Veterans bring crucial experience to tasks that might be daunting for others, AGI Director Elizabeth Wilson said – like the time she asked a veteran whether he felt comfortable driving a half-million dollar tractor.
“That’s no problem,” the veteran replied. “I used to drive $5 million boats all the time.”
Right now, there are only 28 veterans in the College of Agriculture and Life Sciences, Wilson said. To reach more, Wilson hired Robert Elliott, a Marine Corps veteran and recipient of the 2016 Innovative Young Farmer of the Year award from the Farm Credit Associations of North Carolina. In the first three months of the new initiative, Elliott has recruited six veterans.
“I believe this is a really great program for vets,” Elliott said. “The Agricultural Institute is one of the greatest fast tracks for veterans to get into agriculture and have a meaningful career, either in industry or on the farm.”
Agricultural industries have a surplus of well-paid jobs and a lack of qualified candidates, Wilson said. And it’s not all crops and tractors.

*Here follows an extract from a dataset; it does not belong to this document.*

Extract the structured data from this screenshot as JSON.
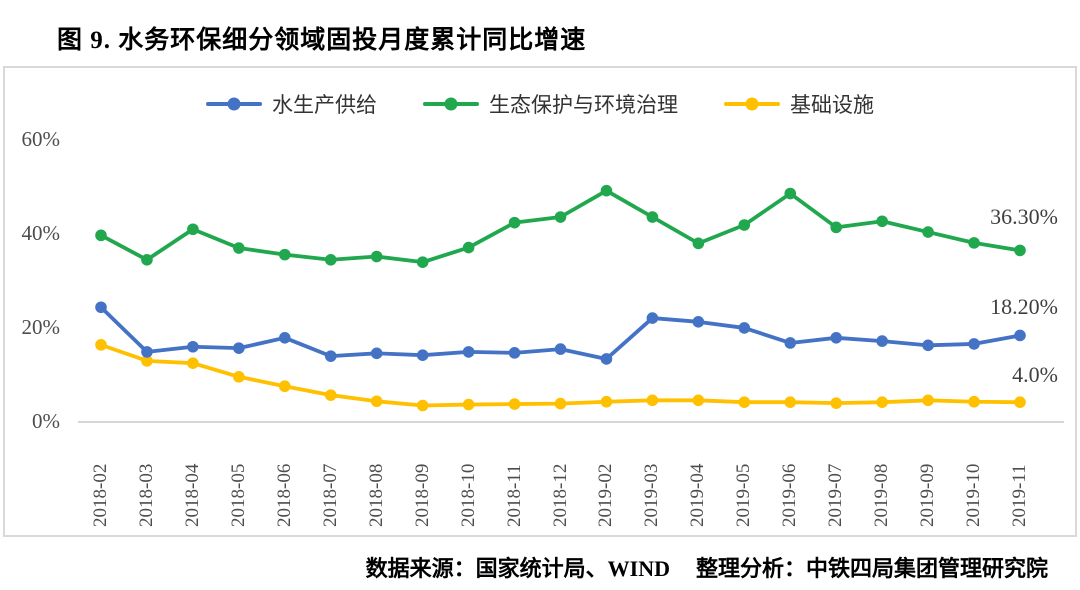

“We have jobs out there just waiting, whatever side of the industry you’re interested in,” Wilson said.
Veterans face unique challenges as they transition back to civilian life and pursue an education, Elliott said. Benefits from the GI Bill typically cover tuition and fees, plus a housing allotment – but for veterans with families, this falls far short of covering monthly expenses. Many current veterans on campus have to work multiple jobs while trying to pursue schooling.
In addition to student recruitment, Wilson and Elliott are working to find scholarship funding for veterans with families.
“Agriculture is the biggest industry in the state, and the military is the next largest,” Wilson said. “It just seems like a natural marriage of the two industries.”